Il y a des Atlandide sous les phrases. Une phrase à destination précise peut mener à des champs incommensurables, et finalement il est de peu d'importance en littérature de savoir si l'auteur a disposé du sous-texte ou si notre imaginaire l'a déployé. La place des inconscients y est au premier rang. Le texte n'appartient, une fois publié, qu'à celui qui le lit.
Evidemment, c'est en poésie, dont l'objet même est d'élargir les océans, que ce phénomène peut être le mieux possible constaté et vécu.
Voici un petit exemple avec un poème "à destination", de Louis Aragon, sur Federico Garcia Llorca.

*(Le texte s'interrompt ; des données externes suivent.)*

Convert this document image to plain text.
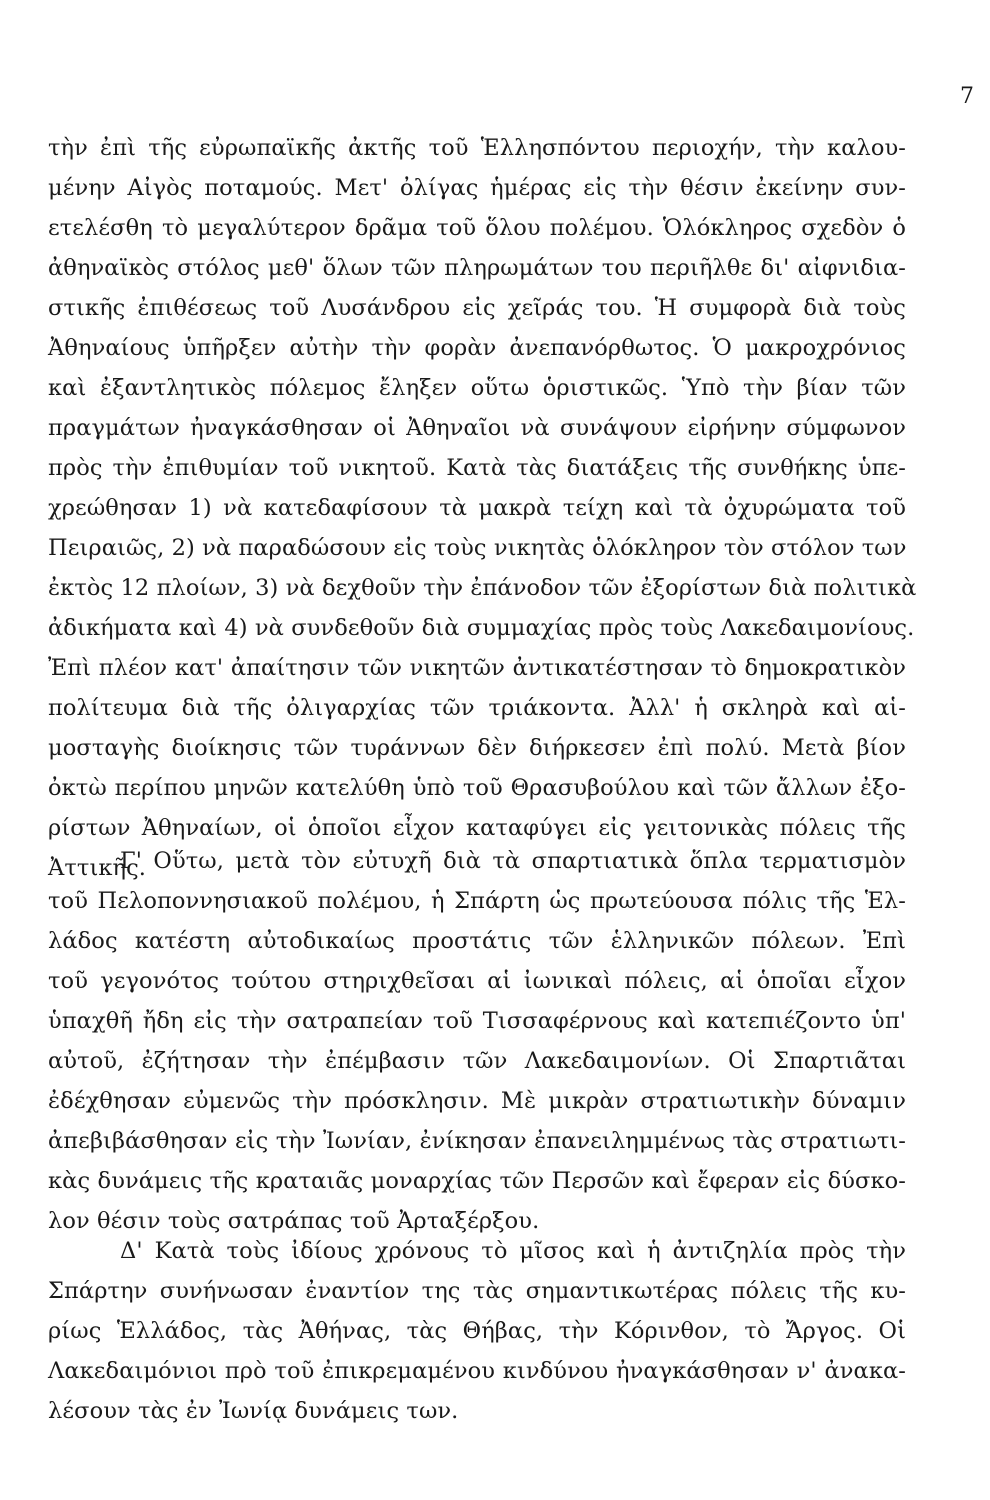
7
τὴν ἐπὶ τῆς εὐρωπαϊκῆς ἀκτῆς τοῦ Ἑλλησπόντου περιοχήν, τὴν καλου-
μένην Αἰγὸς ποταμούς. Μετ' ὀλίγας ἡμέρας εἰς τὴν θέσιν ἐκείνην συν-
ετελέσθη τὸ μεγαλύτερον δρᾶμα τοῦ ὅλου πολέμου. Ὁλόκληρος σχεδὸν ὁ
ἀθηναϊκὸς στόλος μεθ' ὅλων τῶν πληρωμάτων του περιῆλθε δι' αἰφνιδια-
στικῆς ἐπιθέσεως τοῦ Λυσάνδρου εἰς χεῖράς του. Ἡ συμφορὰ διὰ τοὺς
Ἀθηναίους ὑπῆρξεν αὐτὴν τὴν φορὰν ἀνεπανόρθωτος. Ὁ μακροχρόνιος
καὶ ἐξαντλητικὸς πόλεμος ἔληξεν οὕτω ὁριστικῶς. Ὑπὸ τὴν βίαν τῶν
πραγμάτων ἠναγκάσθησαν οἱ Ἀθηναῖοι νὰ συνάψουν εἰρήνην σύμφωνον
πρὸς τὴν ἐπιθυμίαν τοῦ νικητοῦ. Κατὰ τὰς διατάξεις τῆς συνθήκης ὑπε-
χρεώθησαν 1) νὰ κατεδαφίσουν τὰ μακρὰ τείχη καὶ τὰ ὀχυρώματα τοῦ
Πειραιῶς, 2) νὰ παραδώσουν εἰς τοὺς νικητὰς ὁλόκληρον τὸν στόλον των
ἐκτὸς 12 πλοίων, 3) νὰ δεχθοῦν τὴν ἐπάνοδον τῶν ἐξορίστων διὰ πολιτικὰ
ἀδικήματα καὶ 4) νὰ συνδεθοῦν διὰ συμμαχίας πρὸς τοὺς Λακεδαιμονίους.
Ἐπὶ πλέον κατ' ἀπαίτησιν τῶν νικητῶν ἀντικατέστησαν τὸ δημοκρατικὸν
πολίτευμα διὰ τῆς ὀλιγαρχίας τῶν τριάκοντα. Ἀλλ' ἡ σκληρὰ καὶ αἱ-
μοσταγὴς διοίκησις τῶν τυράννων δὲν διήρκεσεν ἐπὶ πολύ. Μετὰ βίον
ὀκτὼ περίπου μηνῶν κατελύθη ὑπὸ τοῦ Θρασυβούλου καὶ τῶν ἄλλων ἐξο-
ρίστων Ἀθηναίων, οἱ ὁποῖοι εἶχον καταφύγει εἰς γειτονικὰς πόλεις τῆς
Ἀττικῆς.
Γ' Οὕτω, μετὰ τὸν εὐτυχῆ διὰ τὰ σπαρτιατικὰ ὅπλα τερματισμὸν
τοῦ Πελοποννησιακοῦ πολέμου, ἡ Σπάρτη ὡς πρωτεύουσα πόλις τῆς Ἑλ-
λάδος κατέστη αὐτοδικαίως προστάτις τῶν ἑλληνικῶν πόλεων. Ἐπὶ
τοῦ γεγονότος τούτου στηριχθεῖσαι αἱ ἰωνικαὶ πόλεις, αἱ ὁποῖαι εἶχον
ὑπαχθῆ ἤδη εἰς τὴν σατραπείαν τοῦ Τισσαφέρνους καὶ κατεπιέζοντο ὑπ'
αὐτοῦ, ἐζήτησαν τὴν ἐπέμβασιν τῶν Λακεδαιμονίων. Οἱ Σπαρτιᾶται
ἐδέχθησαν εὐμενῶς τὴν πρόσκλησιν. Μὲ μικρὰν στρατιωτικὴν δύναμιν
ἀπεβιβάσθησαν εἰς τὴν Ἰωνίαν, ἐνίκησαν ἐπανειλημμένως τὰς στρατιωτι-
κὰς δυνάμεις τῆς κραταιᾶς μοναρχίας τῶν Περσῶν καὶ ἔφεραν εἰς δύσκο-
λον θέσιν τοὺς σατράπας τοῦ Ἀρταξέρξου.
Δ' Κατὰ τοὺς ἰδίους χρόνους τὸ μῖσος καὶ ἡ ἀντιζηλία πρὸς τὴν
Σπάρτην συνήνωσαν ἐναντίον της τὰς σημαντικωτέρας πόλεις τῆς κυ-
ρίως Ἑλλάδος, τὰς Ἀθήνας, τὰς Θήβας, τὴν Κόρινθον, τὸ Ἄργος. Οἱ
Λακεδαιμόνιοι πρὸ τοῦ ἐπικρεμαμένου κινδύνου ἠναγκάσθησαν ν' ἀνακα-
λέσουν τὰς ἐν Ἰωνίᾳ δυνάμεις των.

"Les guitares jouent des sérénades
Que j'entends sonner comme un tocsin
Mais jamais je n'atteindrai Grenade
"Bien que j'en sache le chemin"
(...)
Il n'y a plus de prince dans la ville
Pour rêver tout haut
Depuis le jour où la guardia civil
T'a mis au cachot (....)
Dure est la pierre et froide la campagne
Garde les yeux clos
De noirs taureaux font mugir la montagne
Garde les yeux clos "
Deux vers illuminent ma pensée dans ce poème sublime. Et me mènent loin de l'hommage à Llorca, pour m'y ramener ensuite. Après une boucle gigantesque. La boucle qui lie le particulier au sens universel.
"ll n'y a plus de prince dans la ville", que je percute ici, comme dans la chanson de Ferrat, avec "garde les yeux clos", est une phrase à destination. Il n'y a plus le génie du poète assassiné à Grenade, c'est triste, et l'ombre s'est étendue sur l'Espagne. Il vaut mieux détourner le regard parfois, tellement cette longue tyrannie est écœurante. Que le poète repose en paix.
Mais mon imaginaire me conduit à y voir une proclamation politique et philosophique immense, un désespoir, celui d'Aragon vieillissant d'ailleurs, mais aussi celui de notre temps devant la politique. Plus les souvenirs de ces vers me reviennent, plus leur halo s'épaissit.
Il n'y a plus de politique. Le Prince l'incarne. Le premier traité de politique stratégique se nomme "le prince". Nous ne croyons plus aux religions enchanteresses de salut terrestre ni aux épopées bolivariennes. Il n'y a donc plus de prince dans la ville. Et que dit Sénèque ? Quand la vie publique est insupportable, replie toi. Garde donc les yeux clos. Comme la statue d'un autre stoïcien, Marc Aurèle, illustrant cet article. Ce vers est donc un condensé possible d'une défaite. Celle de la révolution à laquelle aspiraient Louis et Federico. Celle de la transformation politique par des hommes conscients. La fin du socialisme. Mais au delà, la fin de la politique telle qu'elle a été définie, comme projet conscient, explicite, assemblant autour d'une inspiration et de leaders. Aragon, prévient, et nous dit " garde les yeux clos", ou bien ils brûleront. Comme les ailes d'Icare.
L'autre vers - je fusionne- est celui-ci : "jamais je n'atteindrai Grenade, bien que j'en sache le chemin". Explicitement, cela évoque à la fois le parcours brutalement interrompu de Federico, tué près de la ville. Et aussi le dégoût de celui qui pendant que Franco est là, ne peut se résigner à aller sur place. Le "je " est ambivalent. Le Sujet est double. Louis et Federico.
Mais j'y vois plus. J'y vois la signification historique de Grenade. La tolérance andalouse, la coexistence des religions. La sagesse. Devant notre époque, au XXIème siècle, nous pouvons penser que Grenade est inatteignable, qu'elle est menacée comme une Palmyre spirituelle, car les conflits identitaires, qui sont de même nature perverse que le nationalisme qui tua le poète, occupent la scène. Néanmoins, nous savons ''le chemin". Nos savons que la concorde peut exister, car en vérité elle existe dans les âmes de tant d'hommes et de femmes et dans les vies. Ils sont les plus nombreux à vivre ainsi. Mais les croisés eux, occupent la scène.
Le sous-texte est ainsi loin de se résumer à une cachette explicite, celle du "roman à clés" par exemple. Le sous-texte c'est une énergie propre qui surgit de la lecture.. Cette qualité combustible de la littérature est iremplaçable. C'est une des joies qu'on y rencontre chemin lisant, et que se nouent des liens entre les textes, les pensées, les énoncés. Nous nageons dans l'océan, nous sommes comme le disent Deleuze et Guattari, "des machines désirantes", nous n'avons jamais pied. Nous devons assumer cette liberté de lecteur. L'éducation aux lettres doit l'admettre, autant que possible. Car la littérature a besoin d'être désirée et pas seulement étudiée. Voila, jeunes gens, ce que vous dénicherez sous des textes. D'immenses océans. Les vôtres, en communication magique avec un écrivain.